Example: A freelance AI safety consultant in Berlin, Germany used Pakzad’s open-source evaluation framework to audit a Middle Eastern fintech’s Arabic chatbot. Found 14 safety bypass vectors in 2 days. Charged €8,500 per audit, now has 3 recurring enterprise clients.

Timeline: 2-4 weeks to build your eval pipeline, first paying client within 6 weeks if you’re already in the AI/ML space

The tools Pakzad built are open-source. There are commercial players like Galileo (sub-200ms latency, ~$0.02/million tokens) and Avido, but nobody is specifically focused on cross-language guardrail drift detection. Build a SaaS that lets companies paste in their system prompt, pick 10 languages, and get an instant safety score comparison.

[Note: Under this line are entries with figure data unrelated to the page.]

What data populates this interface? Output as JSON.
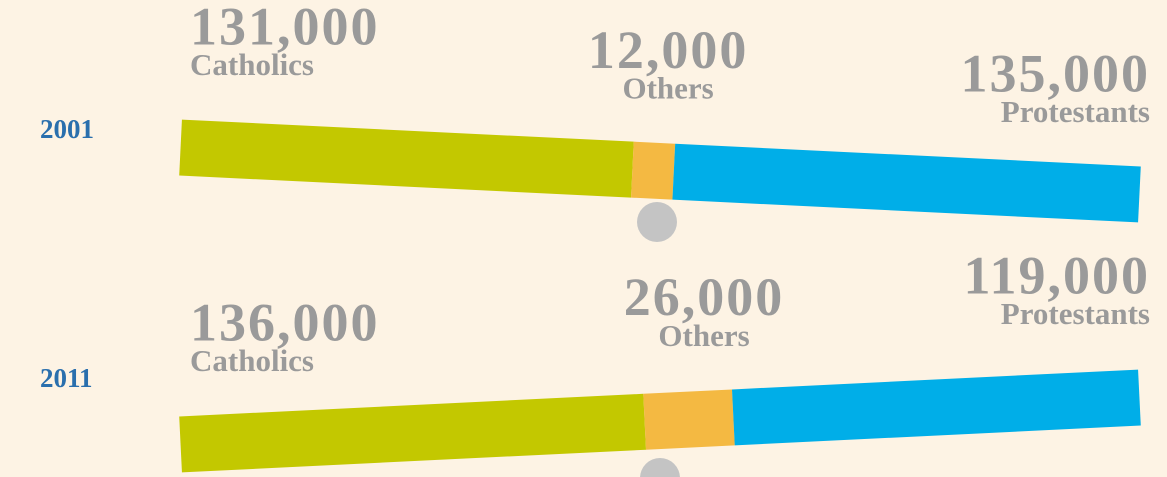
{
  "chart_data": {
    "type": "bar",
    "stacked": true,
    "orientation": "horizontal",
    "categories": [
      "2001",
      "2011"
    ],
    "series": [
      {
        "name": "Catholics",
        "color": "#c3c800",
        "values": [
          131000,
          136000
        ],
        "value_labels": [
          "131,000",
          "136,000"
        ]
      },
      {
        "name": "Others",
        "color": "#f4b942",
        "values": [
          12000,
          26000
        ],
        "value_labels": [
          "12,000",
          "26,000"
        ]
      },
      {
        "name": "Protestants",
        "color": "#00aee8",
        "values": [
          135000,
          119000
        ],
        "value_labels": [
          "135,000",
          "119,000"
        ]
      }
    ]
  }
}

Example: A two-person dev team in Bangalore, India built a lightweight API that runs guardrail consistency checks across 12 Indian languages. Listed on Product Hunt, got picked up by 2 Indian banking apps within the first month. $4,200 MRR within 90 days.

Timeline: MVP in 3-5 weeks using existing open-source frameworks (NeMo Guardrails, Langfuse). Charge $200-500/month per seat.

This research is dense but the implications are massive — and most product managers, compliance officers, and CTOs have zero clue. Create a newsletter, course, or workshop breaking down multilingual AI risks for non-technical decision makers.

Example: A former localization manager in São Paulo, Brazil started a Substack on “AI safety across languages” after reading this research. Grew to 2,800 subscribers in 4 months, launched a $149 workshop for compliance teams. $6,700 from the first cohort alone.

Timeline: Start writing within a week. First paid offering in 4-6 weeks. Growing demand as more companies face AI regulation.

Companies with multilingual deployments need someone to write and stress-test their system prompts in multiple languages. Offer a service that takes their English system prompt, translates it properly for each target language, and verifies the outputs stay consistent across all of them. Basically prompt engineering but for the 95% of the world that doesn’t speak English.

Example: A computational linguist in Nairobi, Kenya offered prompt hardening services to 3 African e-commerce startups deploying Swahili and Amharic chatbots. Found that safety disclaimers disappeared entirely in Amharic. Charged $3,000 per language pair, now booked out 2 months.

Timeline: If you speak 2+ languages and understand LLMs, you can start tomorrow. List on Upwork/Fiverr targeting AI companies.